Мадам Лесеркл подошла к окну и слегка раздвинула занавески, впустив в комнату предвечерний свет. Бормотание прекратилось. Взгляд был устремлен куда-то вдаль. Продолжалось это довольно долго. Может, причиной был яркий свет из окна, но глаза мадам затуманились, при этом руки мадам все так же недвижно опирались о стекло. Мадам не двигалась – мы с Жослин недоуменно переглянулись: что делать? И тут мадам Лесеркл осела, как сброшенное на пол платье, и ее голова возвестила о своем соприкосновении с полом характерным трескающимся звуком – слегка приглушенным копной волос.
* * *
– Ну вот, – пробормотал я, выходя из больницы, куда мы доставили контуженную мадам. – Не зря потратили денежки...
Жослин только клацнула в ответ сережкой во рту.
Покаяние Каина
Я уже давно приценивался к мысли: а не полюбопытствовать ли мне, как там мои давние тулонские пристанища?
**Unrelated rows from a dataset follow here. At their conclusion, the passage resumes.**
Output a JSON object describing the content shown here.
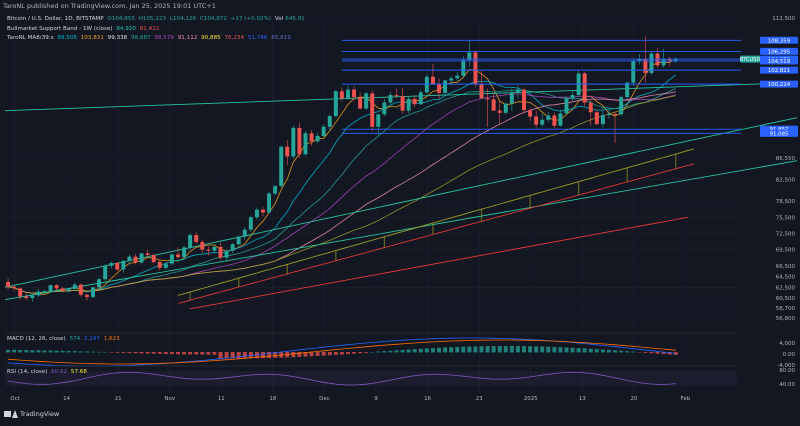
{
  "header": {
    "published": "TaroNL published on TradingView.com, Jan 25, 2025 19:01 UTC+1"
  },
  "legend": {
    "main": {
      "title": "Bitcoin / U.S. Dollar, 1D, BITSTAMP",
      "ohlc": [
        "O104,855",
        "H105,223",
        "L104,126",
        "C104,872",
        "+17 (+0.02%)"
      ],
      "vol_label": "Vol",
      "vol_value": "645.91"
    },
    "bull_band": {
      "label": "Bullmarket Support Band - 1W (close)",
      "v1": "84,920",
      "v2": "81,422"
    },
    "ma_ribbon": {
      "label": "TaroNL MA8/39:s",
      "values": [
        "99.505",
        "103,831",
        "99,338",
        "98,887",
        "98,579",
        "91,112",
        "90,885",
        "76,234",
        "51,746",
        "65,819"
      ]
    }
  },
  "colors": {
    "bg": "#131722",
    "grid": "#1e2230",
    "up": "#26a69a",
    "down": "#ef5350",
    "hline": "#2962ff",
    "teal_line": "#26c6a0",
    "ma_orange": "#f7a21b",
    "ma_cyan": "#00bcd4",
    "ma_purple": "#ab47bc",
    "ma_pink": "#f48fb1",
    "ma_olive": "#9e9d24",
    "ma_red": "#e53935",
    "macd_line": "#2962ff",
    "signal_line": "#ff6d00",
    "rsi_line": "#7e57c2"
  },
  "chart_data": {
    "type": "candlestick",
    "symbol": "BTCUSD",
    "price_axis": {
      "ylim": [
        56800,
        112500
      ],
      "ticks": [
        112500,
        86550,
        82500,
        78500,
        75500,
        72500,
        69500,
        66500,
        64500,
        62500,
        60500,
        58700,
        56800
      ]
    },
    "x_axis": {
      "ticks": [
        "Oct",
        "14",
        "21",
        "Nov",
        "11",
        "18",
        "Dec",
        "9",
        "16",
        "23",
        "2025",
        "13",
        "20",
        "Feb"
      ]
    },
    "candles": [
      [
        0,
        63500,
        64200,
        62100,
        62600
      ],
      [
        1,
        62600,
        63100,
        61800,
        62300
      ],
      [
        2,
        62300,
        62500,
        60200,
        60800
      ],
      [
        3,
        60800,
        61400,
        60100,
        60500
      ],
      [
        4,
        60500,
        61100,
        59800,
        61000
      ],
      [
        5,
        61000,
        62200,
        60700,
        61700
      ],
      [
        6,
        61700,
        62100,
        61200,
        61800
      ],
      [
        7,
        61800,
        63000,
        61600,
        62900
      ],
      [
        8,
        62900,
        63100,
        62000,
        62300
      ],
      [
        9,
        62300,
        62600,
        61700,
        61900
      ],
      [
        10,
        61900,
        62400,
        61500,
        62200
      ],
      [
        11,
        62200,
        63400,
        61900,
        63000
      ],
      [
        12,
        63000,
        63200,
        60800,
        61100
      ],
      [
        13,
        61100,
        61300,
        60000,
        60700
      ],
      [
        14,
        60700,
        62600,
        60500,
        62500
      ],
      [
        15,
        62500,
        64200,
        62200,
        64000
      ],
      [
        16,
        64000,
        66800,
        63700,
        66500
      ],
      [
        17,
        66500,
        67300,
        66000,
        67000
      ],
      [
        18,
        67000,
        67200,
        65500,
        65800
      ],
      [
        19,
        65800,
        67600,
        65200,
        67400
      ],
      [
        20,
        67400,
        68600,
        66700,
        68200
      ],
      [
        21,
        68200,
        68700,
        66800,
        67100
      ],
      [
        22,
        67100,
        68900,
        66900,
        68800
      ],
      [
        23,
        68800,
        69500,
        68100,
        68500
      ],
      [
        24,
        68500,
        68700,
        66900,
        67200
      ],
      [
        25,
        67200,
        67600,
        65600,
        66100
      ],
      [
        26,
        66100,
        67100,
        65800,
        66900
      ],
      [
        27,
        66900,
        68800,
        66600,
        68600
      ],
      [
        28,
        68600,
        69900,
        67800,
        68100
      ],
      [
        29,
        68100,
        70200,
        68000,
        69900
      ],
      [
        30,
        69900,
        72500,
        69500,
        72200
      ],
      [
        31,
        72200,
        72700,
        70600,
        70900
      ],
      [
        32,
        70900,
        71300,
        68800,
        69500
      ],
      [
        33,
        69500,
        70100,
        68400,
        69300
      ],
      [
        34,
        69300,
        70300,
        68800,
        70000
      ],
      [
        35,
        70000,
        70800,
        67500,
        68000
      ],
      [
        36,
        68000,
        69600,
        67200,
        69300
      ],
      [
        37,
        69300,
        70700,
        68900,
        70500
      ],
      [
        38,
        70500,
        72200,
        70200,
        71900
      ],
      [
        39,
        71900,
        73600,
        71300,
        73200
      ],
      [
        40,
        73200,
        75800,
        72800,
        75500
      ],
      [
        41,
        75500,
        77300,
        75100,
        76900
      ],
      [
        42,
        76900,
        77400,
        75700,
        76400
      ],
      [
        43,
        76400,
        80200,
        76200,
        79900
      ],
      [
        44,
        79900,
        81500,
        79600,
        81300
      ],
      [
        45,
        81300,
        88800,
        81000,
        88600
      ],
      [
        46,
        88600,
        89800,
        85200,
        86800
      ],
      [
        47,
        86800,
        92500,
        86400,
        92100
      ],
      [
        48,
        92100,
        93100,
        86500,
        87200
      ],
      [
        49,
        87200,
        91600,
        86800,
        91100
      ],
      [
        50,
        91100,
        91700,
        88800,
        89600
      ],
      [
        51,
        89600,
        91200,
        89300,
        90600
      ],
      [
        52,
        90600,
        92700,
        90400,
        92300
      ],
      [
        53,
        92300,
        94600,
        91500,
        94300
      ],
      [
        54,
        94300,
        99200,
        94000,
        98900
      ],
      [
        55,
        98900,
        99600,
        97000,
        97600
      ],
      [
        56,
        97600,
        99900,
        97300,
        99200
      ],
      [
        57,
        99200,
        99800,
        97100,
        97800
      ],
      [
        58,
        97800,
        98700,
        95500,
        95700
      ],
      [
        59,
        95700,
        98800,
        95400,
        98500
      ],
      [
        60,
        98500,
        99100,
        91500,
        92300
      ],
      [
        61,
        92300,
        94800,
        90800,
        94600
      ],
      [
        62,
        94600,
        97500,
        94300,
        96800
      ],
      [
        63,
        96800,
        98800,
        96500,
        98200
      ],
      [
        64,
        98200,
        99400,
        97600,
        98000
      ],
      [
        65,
        98000,
        99500,
        94700,
        95300
      ],
      [
        66,
        95300,
        97800,
        94800,
        97500
      ],
      [
        67,
        97500,
        98200,
        95900,
        96500
      ],
      [
        68,
        96500,
        99100,
        96300,
        98700
      ],
      [
        69,
        98700,
        102000,
        98400,
        101600
      ],
      [
        70,
        101600,
        104000,
        100900,
        100200
      ],
      [
        71,
        100200,
        101300,
        97500,
        98600
      ],
      [
        72,
        98600,
        101100,
        98200,
        100900
      ],
      [
        73,
        100900,
        101700,
        100000,
        101300
      ],
      [
        74,
        101300,
        102500,
        100800,
        101800
      ],
      [
        75,
        101800,
        105400,
        101400,
        104700
      ],
      [
        76,
        104700,
        108300,
        103400,
        106100
      ],
      [
        77,
        106100,
        106500,
        99600,
        100200
      ],
      [
        78,
        100200,
        102800,
        99900,
        97600
      ],
      [
        79,
        97600,
        99400,
        92300,
        97400
      ],
      [
        80,
        97400,
        98500,
        95800,
        95300
      ],
      [
        81,
        95300,
        97200,
        92600,
        94900
      ],
      [
        82,
        94900,
        96800,
        94600,
        96600
      ],
      [
        83,
        96600,
        99400,
        95300,
        98700
      ],
      [
        84,
        98700,
        99900,
        97600,
        99200
      ],
      [
        85,
        99200,
        99600,
        94800,
        95400
      ],
      [
        86,
        95400,
        95700,
        93400,
        94200
      ],
      [
        87,
        94200,
        95300,
        91900,
        92700
      ],
      [
        88,
        92700,
        94800,
        92200,
        93600
      ],
      [
        89,
        93600,
        95000,
        93200,
        94400
      ],
      [
        90,
        94400,
        94900,
        92000,
        92500
      ],
      [
        91,
        92500,
        95500,
        92300,
        94800
      ],
      [
        92,
        94800,
        97900,
        94600,
        97600
      ],
      [
        93,
        97600,
        98900,
        97100,
        98200
      ],
      [
        94,
        98200,
        102700,
        97900,
        102200
      ],
      [
        95,
        102200,
        102500,
        96100,
        96800
      ],
      [
        96,
        96800,
        97300,
        92500,
        95000
      ],
      [
        97,
        95000,
        95300,
        92600,
        92800
      ],
      [
        98,
        92800,
        95900,
        92200,
        94500
      ],
      [
        99,
        94500,
        95600,
        93800,
        94700
      ],
      [
        100,
        94700,
        95100,
        89300,
        94600
      ],
      [
        101,
        94600,
        98100,
        94400,
        97800
      ],
      [
        102,
        97800,
        100700,
        97300,
        100500
      ],
      [
        103,
        100500,
        105000,
        99900,
        104500
      ],
      [
        104,
        104500,
        105800,
        103900,
        104800
      ],
      [
        105,
        104800,
        109100,
        100500,
        102300
      ],
      [
        106,
        102300,
        106300,
        101900,
        105900
      ],
      [
        107,
        105900,
        106900,
        103200,
        103700
      ],
      [
        108,
        103700,
        106800,
        103300,
        104800
      ],
      [
        109,
        104800,
        105300,
        103500,
        104600
      ],
      [
        110,
        104600,
        105200,
        104100,
        104872
      ]
    ],
    "horizontal_levels": [
      {
        "label": "108,359",
        "value": 108359
      },
      {
        "label": "106,295",
        "value": 106295
      },
      {
        "label": "104,872",
        "value": 104872
      },
      {
        "label": "104,519",
        "value": 104519
      },
      {
        "label": "102,821",
        "value": 102821
      },
      {
        "label": "100,224",
        "value": 100224
      },
      {
        "label": "91,857",
        "value": 91857
      },
      {
        "label": "91,085",
        "value": 91085
      }
    ],
    "current_price_label": "BTCUSD",
    "indicators": {
      "macd": {
        "label": "MACD (12, 26, close)",
        "values": [
          "574",
          "2,197",
          "1,623"
        ],
        "axis_ticks": [
          "4,000",
          "0.00",
          "-4,000"
        ]
      },
      "rsi": {
        "label": "RSI (14, close)",
        "values": [
          "60.62",
          "57.68"
        ],
        "axis_ticks": [
          "80.00",
          "40.00"
        ]
      }
    }
  }
}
При том что во Франции не было места, где бы я ни ошивался и ни бил баклуши, предлагая жаждущим бесценное содержимое моей башки, в Тулон я попал лишь однажды – и с тех пор не заглядывал туда тридцать лет.
Поначалу как-то само выходило, что мое присутствие всегда требовалось в каком-то ином месте. В этих иных местах меня ждали деньги или ночлег или же стрелка моего компаса – того, что ниже талии – указывала на север, на юг, на запад или восток, включая прочие возможные варианты, за исключением Тулона.
Однажды я проезжал Тулон по дороге в Ниццу – в три часа утра, в спальном вагоне, – но я лежал ногами к окну, штора была опущена, ночь стояла слишком темная, к тому же на ногах, как известно, нет глаз. И я стал побаиваться Тулона.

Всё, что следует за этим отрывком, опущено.